The real issue is located not in your wallet but your heart. Where you dispense your treasure tells your Lord the condition of your heart. God loves a cheerful giver. And you have reason to be cheerful. St. Paul wrote:
“For you know the grace of our Lord Jesus Christ, that though He was rich, yet for your sakes He became poor, that you through His poverty might become rich” (2 Corinthians 8:9). And you are rich. Rich in grace; rich in mercy; rich in favor with God. And by the world’s standards, incredibly rich in money.
“Christianity Today” addressed the subject:
“For Christians in the richest nation in history to be giving only 2.43 percent of their income to their churches is not just stinginess, it is biblical disobedience — blatant sin. We have become so seduced by the pervasive consumerism and materialism of our culture that we hardly notice the ghastly disjunction between our incredible wealth and the agonizing poverty in the world.

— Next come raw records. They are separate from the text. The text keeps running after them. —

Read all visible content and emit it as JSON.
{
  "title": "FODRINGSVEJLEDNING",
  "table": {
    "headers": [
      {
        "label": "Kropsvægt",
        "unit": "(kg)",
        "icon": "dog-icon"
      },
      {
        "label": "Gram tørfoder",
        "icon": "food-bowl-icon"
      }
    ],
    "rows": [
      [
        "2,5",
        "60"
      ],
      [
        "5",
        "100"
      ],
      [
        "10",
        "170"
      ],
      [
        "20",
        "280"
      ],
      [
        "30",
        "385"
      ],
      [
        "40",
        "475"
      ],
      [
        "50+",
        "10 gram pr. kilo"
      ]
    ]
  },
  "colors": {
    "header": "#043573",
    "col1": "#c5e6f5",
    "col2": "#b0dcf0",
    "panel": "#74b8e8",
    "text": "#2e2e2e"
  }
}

“Over the last 40 years, American Christians (as we have grown progressively richer) have given a smaller and smaller percent of our growing income to the ministries of our churches. Such behavior flatly contradicts what the Bible teaches about God, justice, and wealth. We should be giving not 2.4 percent but 10 percent, 15 percent, even 25 to 35 percent or more to kingdom work. Most of us could give 20 percent and not be close to poverty.”
But . . . we worship. Worship, no matter how resplendent, is not pleasing to the Lord if those who offer it do not share His love for the least, the last and the lost. This was the snare of the Pharisee.
Just as James the Just does not condemn hearing the word but rather failing to act on it, he does not disparage beauty in worship but rather ornate ceremony set forth as a substitute for practical love for your neighbor.
Finally, the one who is truly religious will keep himself unspotted from the world. The world is simply that system that operates on human wisdom, leaving God out.
Much religion is a façade that obscures a dead faith. James, you may have noticed, is not interested in leaving you an easy way out.
And so, I ask again: If you were on trial for being Christian, would there be enough evidence to convict you?
Beloved, our heavenly Father longs to see His character, as expressed in His law, reflected in the character of His children. He has given us a model. Follow the example of Him who was the doer of the word par excellence, James’ brother, Jesus Christ our Lord, and you will neither deviate nor stumble on your journey to eternity. Amen.